The sugar maple is the national tree of Canada and the state tree of Wisconsin and three other states: Vermont, New York, and West Virginia.  The large, stately trees look good all year but are especially showy when their leaves turn color in the fall. Leaf peeping tourists travel for miles to see leaves when they turn from green to orange, red, crimson, and yellow. A typical sugar maple will have about 160,000 leaves which makes quite a display as a single tree.   A stand of many maples at their peak of color is worth a trip to see. And our hills and valleys offer spectacular views of color every fall.

Something I’ve often marveled at is that silver maples and some elms produce their seeds in the spring or early summer as compared to most other trees that produce seeds at the end of a growing season.
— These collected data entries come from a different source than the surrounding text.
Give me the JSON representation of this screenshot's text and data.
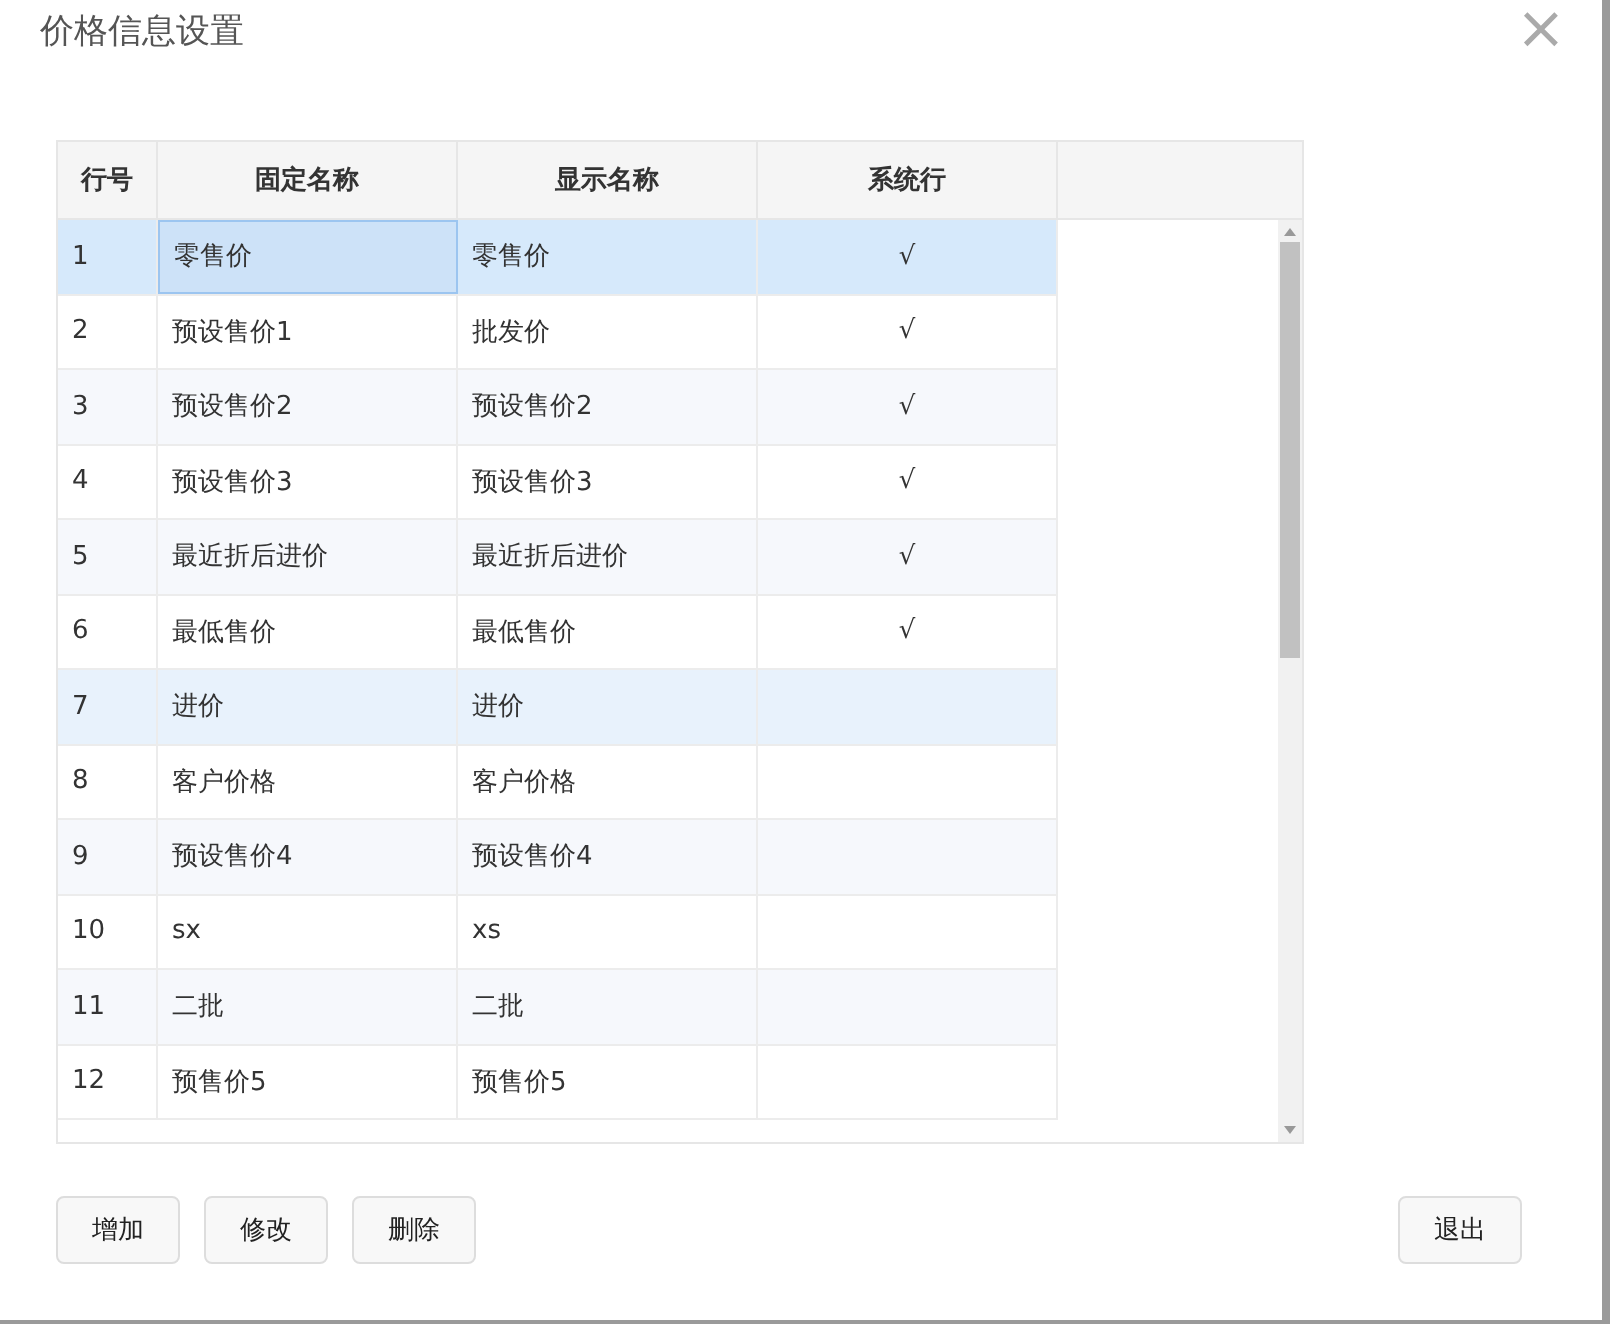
{
  "dialog": {
    "title": "价格信息设置",
    "close": "×"
  },
  "table": {
    "columns": [
      "行号",
      "固定名称",
      "显示名称",
      "系统行"
    ],
    "rows": [
      {
        "no": "1",
        "fixed": "零售价",
        "display": "零售价",
        "system": "√",
        "selected": true,
        "highlighted": false
      },
      {
        "no": "2",
        "fixed": "预设售价1",
        "display": "批发价",
        "system": "√",
        "selected": false,
        "highlighted": false
      },
      {
        "no": "3",
        "fixed": "预设售价2",
        "display": "预设售价2",
        "system": "√",
        "selected": false,
        "highlighted": false
      },
      {
        "no": "4",
        "fixed": "预设售价3",
        "display": "预设售价3",
        "system": "√",
        "selected": false,
        "highlighted": false
      },
      {
        "no": "5",
        "fixed": "最近折后进价",
        "display": "最近折后进价",
        "system": "√",
        "selected": false,
        "highlighted": false
      },
      {
        "no": "6",
        "fixed": "最低售价",
        "display": "最低售价",
        "system": "√",
        "selected": false,
        "highlighted": false
      },
      {
        "no": "7",
        "fixed": "进价",
        "display": "进价",
        "selected": false,
        "highlighted": true
      },
      {
        "no": "8",
        "fixed": "客户价格",
        "display": "客户价格",
        "selected": false,
        "highlighted": false
      },
      {
        "no": "9",
        "fixed": "预设售价4",
        "display": "预设售价4",
        "selected": false,
        "highlighted": false
      },
      {
        "no": "10",
        "fixed": "sx",
        "display": "xs",
        "selected": false,
        "highlighted": false
      },
      {
        "no": "11",
        "fixed": "二批",
        "display": "二批",
        "selected": false,
        "highlighted": false
      },
      {
        "no": "12",
        "fixed": "预售价5",
        "display": "预售价5",
        "selected": false,
        "highlighted": false
      }
    ]
  },
  "buttons_left": [
    "增加",
    "修改",
    "删除"
  ],
  "buttons_right": [
    "退出"
  ]
}
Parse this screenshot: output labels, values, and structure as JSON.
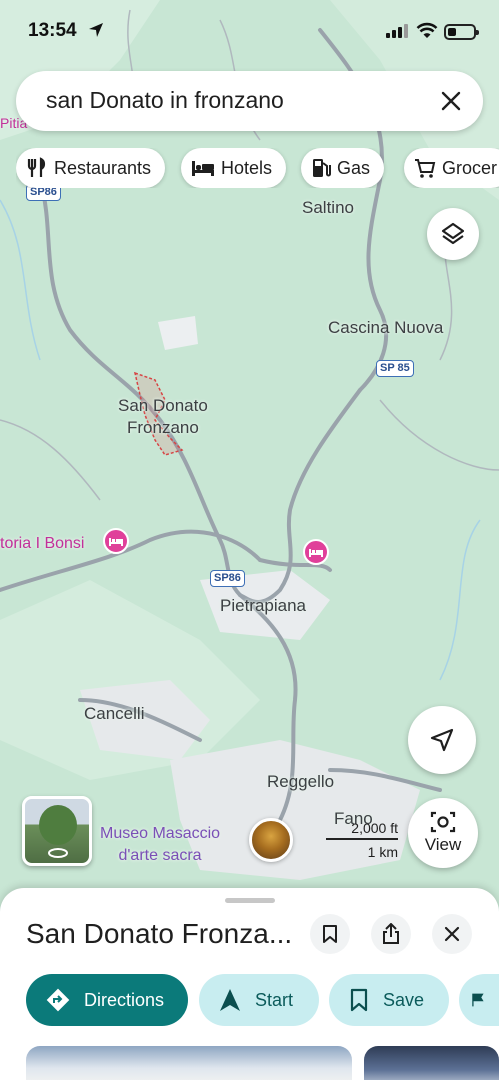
{
  "status_bar": {
    "time": "13:54"
  },
  "search": {
    "query": "san Donato in fronzano"
  },
  "chips": [
    {
      "label": "Restaurants",
      "icon": "fork-knife-icon"
    },
    {
      "label": "Hotels",
      "icon": "bed-icon"
    },
    {
      "label": "Gas",
      "icon": "gas-pump-icon"
    },
    {
      "label": "Grocer",
      "icon": "cart-icon"
    }
  ],
  "map": {
    "places": {
      "saltino": "Saltino",
      "cascina_nuova": "Cascina Nuova",
      "san_donato_line1": "San Donato",
      "san_donato_line2": "Fronzano",
      "bonsi": "toria I Bonsi",
      "pietrapiana": "Pietrapiana",
      "cancelli": "Cancelli",
      "reggello": "Reggello",
      "fano": "Fano",
      "museo_line1": "Museo Masaccio",
      "museo_line2": "d'arte sacra",
      "pitia": "Pitia"
    },
    "roads": {
      "sp86_top": "SP86",
      "sp85": "SP 85",
      "sp86_mid": "SP86"
    },
    "scale": {
      "feet": "2,000 ft",
      "km": "1 km"
    },
    "view_label": "View"
  },
  "sheet": {
    "title": "San Donato Fronza...",
    "actions": {
      "directions": "Directions",
      "start": "Start",
      "save": "Save"
    }
  },
  "colors": {
    "map_bg": "#c8e6d4",
    "primary_button": "#0b7a7a",
    "secondary_button": "#c8edf0",
    "hotel_pin": "#e0409a"
  }
}
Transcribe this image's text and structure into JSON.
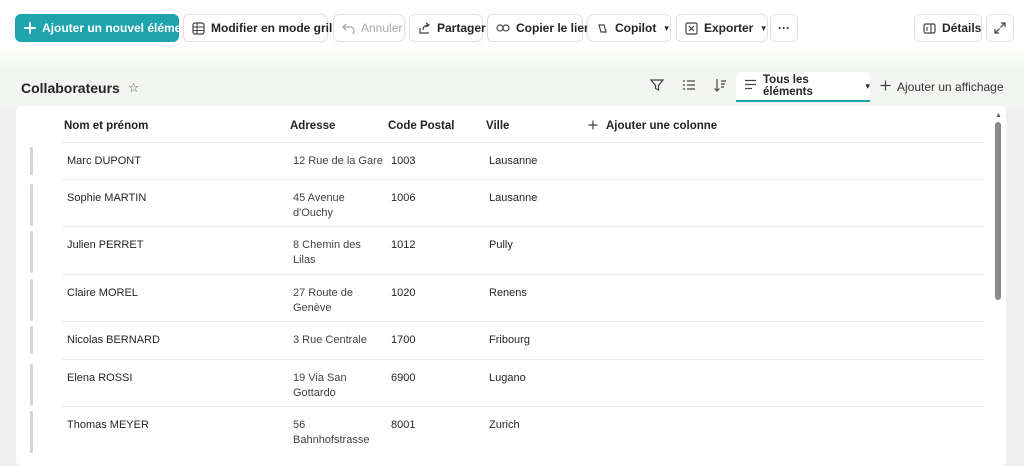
{
  "toolbar": {
    "new_item": "Ajouter un nouvel élément",
    "grid_edit": "Modifier en mode grille",
    "undo": "Annuler",
    "share": "Partager",
    "copy_link": "Copier le lien",
    "copilot": "Copilot",
    "export": "Exporter",
    "more": "···",
    "details": "Détails"
  },
  "list": {
    "title": "Collaborateurs",
    "view_name": "Tous les éléments",
    "add_view": "Ajouter un affichage"
  },
  "table": {
    "columns": [
      "Nom et prénom",
      "Adresse",
      "Code Postal",
      "Ville"
    ],
    "add_column": "Ajouter une colonne",
    "rows": [
      {
        "name": "Marc DUPONT",
        "address": "12 Rue de la Gare",
        "zip": "1003",
        "city": "Lausanne"
      },
      {
        "name": "Sophie MARTIN",
        "address": "45 Avenue d'Ouchy",
        "zip": "1006",
        "city": "Lausanne"
      },
      {
        "name": "Julien PERRET",
        "address": "8 Chemin des Lilas",
        "zip": "1012",
        "city": "Pully"
      },
      {
        "name": "Claire MOREL",
        "address": "27 Route de Genève",
        "zip": "1020",
        "city": "Renens"
      },
      {
        "name": "Nicolas BERNARD",
        "address": "3 Rue Centrale",
        "zip": "1700",
        "city": "Fribourg"
      },
      {
        "name": "Elena ROSSI",
        "address": "19 Via San Gottardo",
        "zip": "6900",
        "city": "Lugano"
      },
      {
        "name": "Thomas MEYER",
        "address": "56 Bahnhofstrasse",
        "zip": "8001",
        "city": "Zurich"
      }
    ]
  },
  "colors": {
    "accent": "#1fa3ad"
  }
}
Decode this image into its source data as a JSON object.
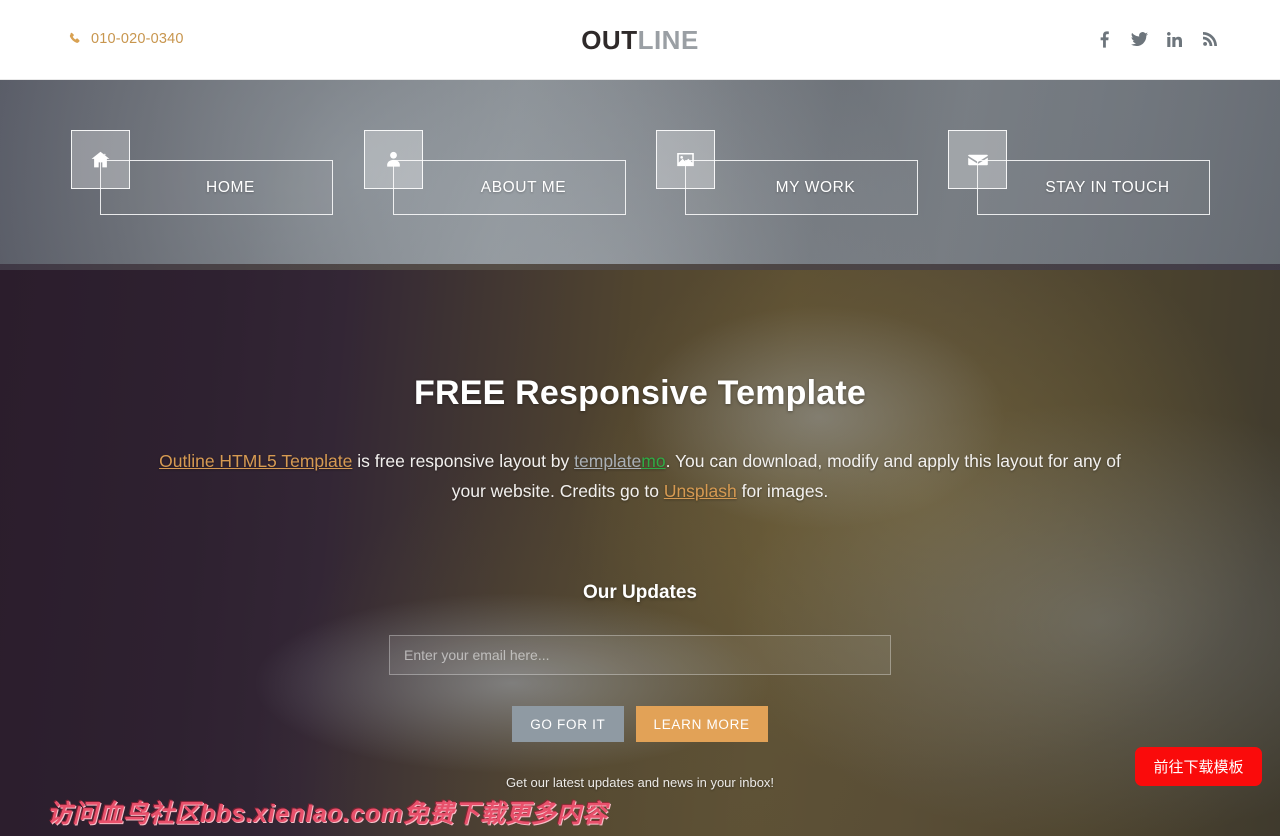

Those maple seeds are borne on the wings of double winged samaras, also-called maple keys that look like a drooping mustache.  The ‘helicopters’ do their part in spreading a stand of maples if given a chance to sprout and grow. But the odds are greatly stacked against an individual seed: a tree may produce 150,000 seeds per year and very few of them sprout and grow.

Maple wood is prized for use in furniture, flooring and baseball bats. Maple is known as a tone wood that carries sound well so it is used to make musical instruments such as clarinets, oboes, and stringed instruments. In years past, local maple wood was sold as “pin wood.” It went to make bowling pins. Some maple wood has distinctive decorative grain patterns such as flame maple, birds eye maple, and burl wood. My friend Joe makes furniture and cabinets and seeks out something called spalted maple for cabinets. Spalted maple is wood, which has started to decay due to fungus infestation. Caught early and dried, the wood is stabilized and the spalting patterns are very dramatic.

Our giant deciduous neighbors, the maple trees, have a lot to offer: scenery, syrup, shade, and something to build with.